Turning back to his national security advisor, the president asked, “And, to confirm, so far there are no cases outside of Richardson and Denver?”
“Correct, Mr. President.”
“Greg, I am going to address the nation.”
“Yes, Mr. President, the Basement is designed with that provision.”
“Not from the Basement. From the Oval Office.”
“Sir, I strongly recommend remaining on lockdown until we have a clearer picture of how fast this is spreading.”
“Greg, the American people need to know we are not in a panic. Staying in an actual basement did not play well for leaders during COVID-19. I need to inform the American people that military forces will be containing areas in Texas and Colorado before they see it on the news or walk outside and see HMMWVs and Bradley Fighting Vehicles staging in their local Wal
mart parking lots. General Seifert, what is the status of troops in Texas and Colorado?”

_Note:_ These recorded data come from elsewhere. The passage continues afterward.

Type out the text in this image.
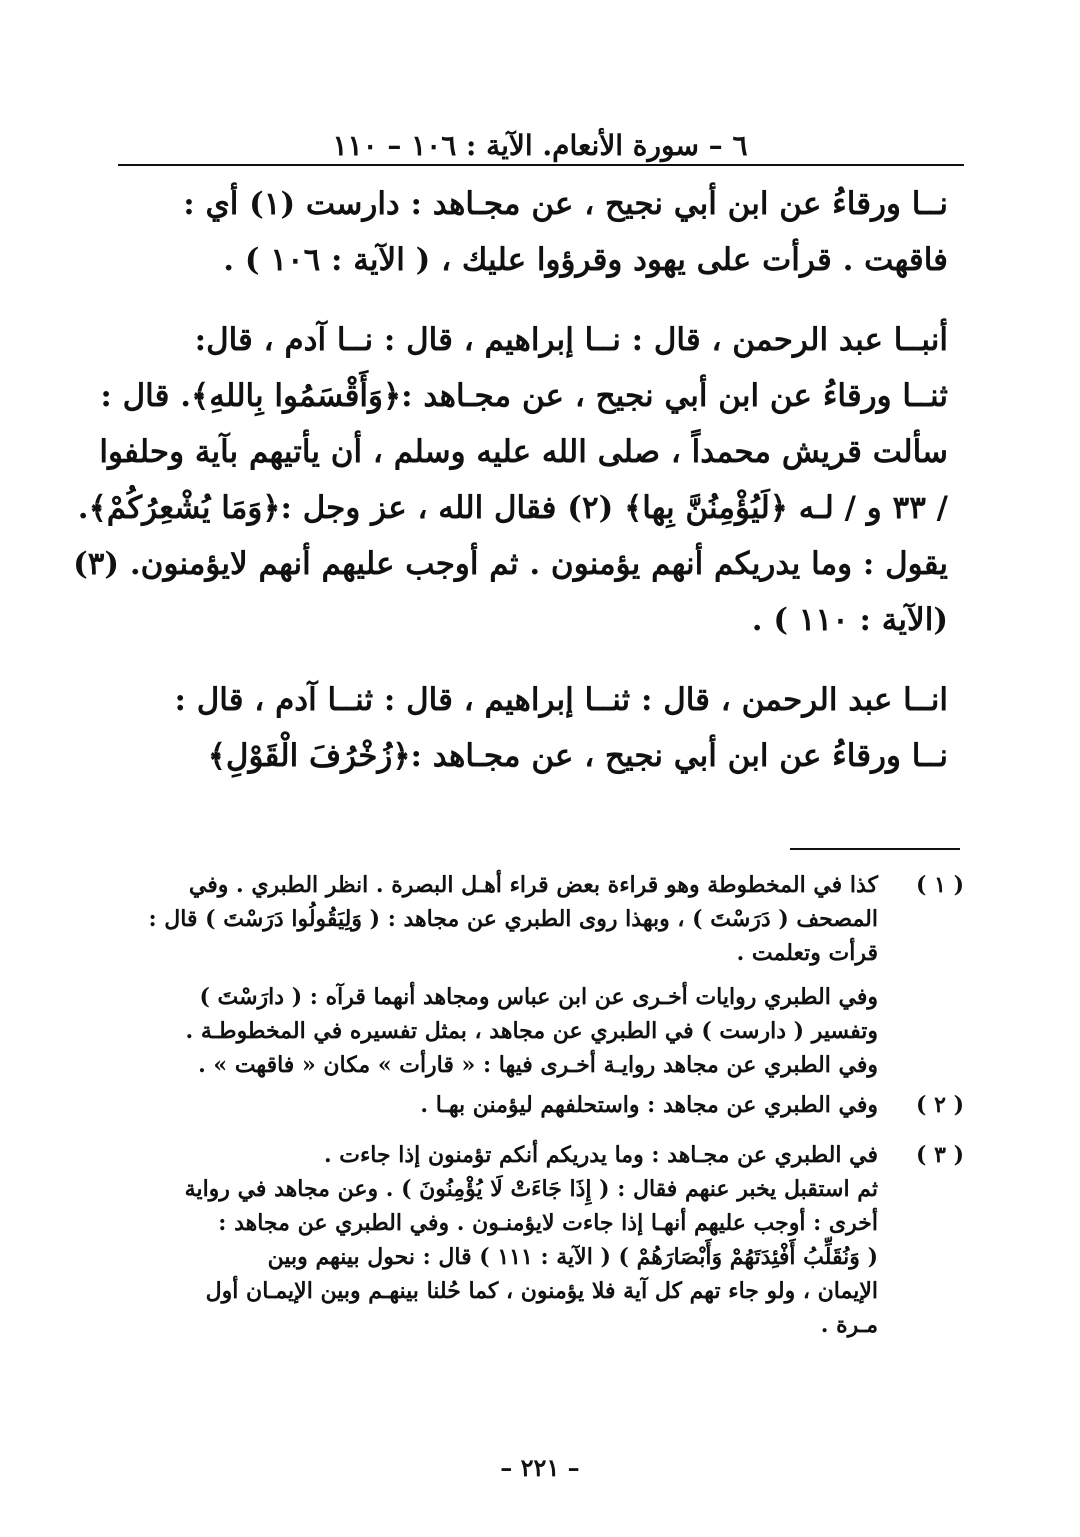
٦ – سورة الأنعام. الآية : ١٠٦ – ١١٠
نــا ورقاءُ عن ابن أبي نجيح ، عن مجـاهد : دارست (١) أي :
فاقهت . قرأت على يهود وقرؤوا عليك ، ( الآية : ١٠٦ ) .
أنبــا عبد الرحمن ، قال : نــا إبراهيم ، قال : نــا آدم ، قال:
ثنــا ورقاءُ عن ابن أبي نجيح ، عن مجـاهد :﴿وَأَقْسَمُوا بِاللهِ﴾. قال :
سألت قريش محمداً ، صلى الله عليه وسلم ، أن يأتيهم بآية وحلفوا
/ ٣٣ و / لـه ﴿لَيُؤْمِنُنَّ بِها﴾ (٢) فقال الله ، عز وجل :﴿وَمَا يُشْعِرُكُمْ﴾.
يقول : وما يدريكم أنهم يؤمنون . ثم أوجب عليهم أنهم لايؤمنون. (٣)
(الآية : ١١٠ ) .
انــا عبد الرحمن ، قال : ثنــا إبراهيم ، قال : ثنــا آدم ، قال :
نــا ورقاءُ عن ابن أبي نجيح ، عن مجـاهد :﴿زُخْرُفَ الْقَوْلِ﴾
( ١ )
كذا في المخطوطة وهو قراءة بعض قراء أهـل البصرة . انظر الطبري . وفي
المصحف ( دَرَسْتَ ) ، وبهذا روى الطبري عن مجاهد : ( وَلِيَقُولُوا دَرَسْتَ ) قال :
قرأت وتعلمت .
وفي الطبري روايات أخـرى عن ابن عباس ومجاهد أنهما قرآه : ( دارَسْتَ )
وتفسير ( دارست ) في الطبري عن مجاهد ، بمثل تفسيره في المخطوطـة .
وفي الطبري عن مجاهد روايـة أخـرى فيها : « قارأت » مكان « فاقهت » .
( ٢ )
وفي الطبري عن مجاهد : واستحلفهم ليؤمنن بهـا .
( ٣ )
في الطبري عن مجـاهد : وما يدريكم أنكم تؤمنون إذا جاءت .
ثم استقبل يخبر عنهم فقال : ( إِذَا جَاءَتْ لَا يُؤْمِنُونَ ) . وعن مجاهد في رواية
أخرى : أوجب عليهم أنهـا إذا جاءت لايؤمنـون . وفي الطبري عن مجاهد :
( وَنُقَلِّبُ أَفْئِدَتَهُمْ وَأَبْصَارَهُمْ ) ( الآية : ١١١ ) قال : نحول بينهم وبين
الإيمان ، ولو جاء تهم كل آية فلا يؤمنون ، كما حُلنا بينهـم وبين الإيمـان أول
مـرة .
– ٢٢١ –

“They are moving to bases in closer proximity to the affected areas to await your containment order.”
“Then we don’t have much time. I want to head this off. I don’t see a viable alternative to containment, but by God we need to move heaven and earth to avoid eradication. Let me be clear, there is nothing we will not do to ensure we never have to face the possibility of eradication. We are all going upstairs. I am going to address the nation from the Oval Office at 9:00 a.m. Eastern. Make it happen.”
CHAPTER 31
Richardson, Texas
THE RESPONSE CAME UNUSUALLY fast for a town typically mired in the sludge of the literal and figurative swamp. The president’s address from the Oval Office was broadcast live at 9:00 a.m. Eastern. By the time those on the West Coast were pouring their first cups of coffee, it was the talk of cable news. With no shortage of “experts” to choose from after the experience of COVID-19, every channel had panels of talking heads expounding on pandemics, epidemics, hemorrhagic fever, vaccines, masks, shutdowns, and the legality of contact tracing. The hashtag “outbreak” began trending on social media and the 1995 Dustin Hoffman movie of the same name experienced a resurgence on Hulu.
The events of September 11, 2001, had not only put the country on war footing, they had set in motion a flood of convoluted congressional directives and acts resulting in a series of new authority chains, departments, and agencies that effectively handed additional power to the executive branch. The president now had more control and discretion on applying military force than at any time in the nation’s history. In order to streamline and expedite certain decisions, CISA had automated initial steps in the decision-making process to protect critical infrastructure. In the case of a naturally occurring virus, forces identified as essential to containment measures were put on standby before the president had reached the secure space under the North Lawn.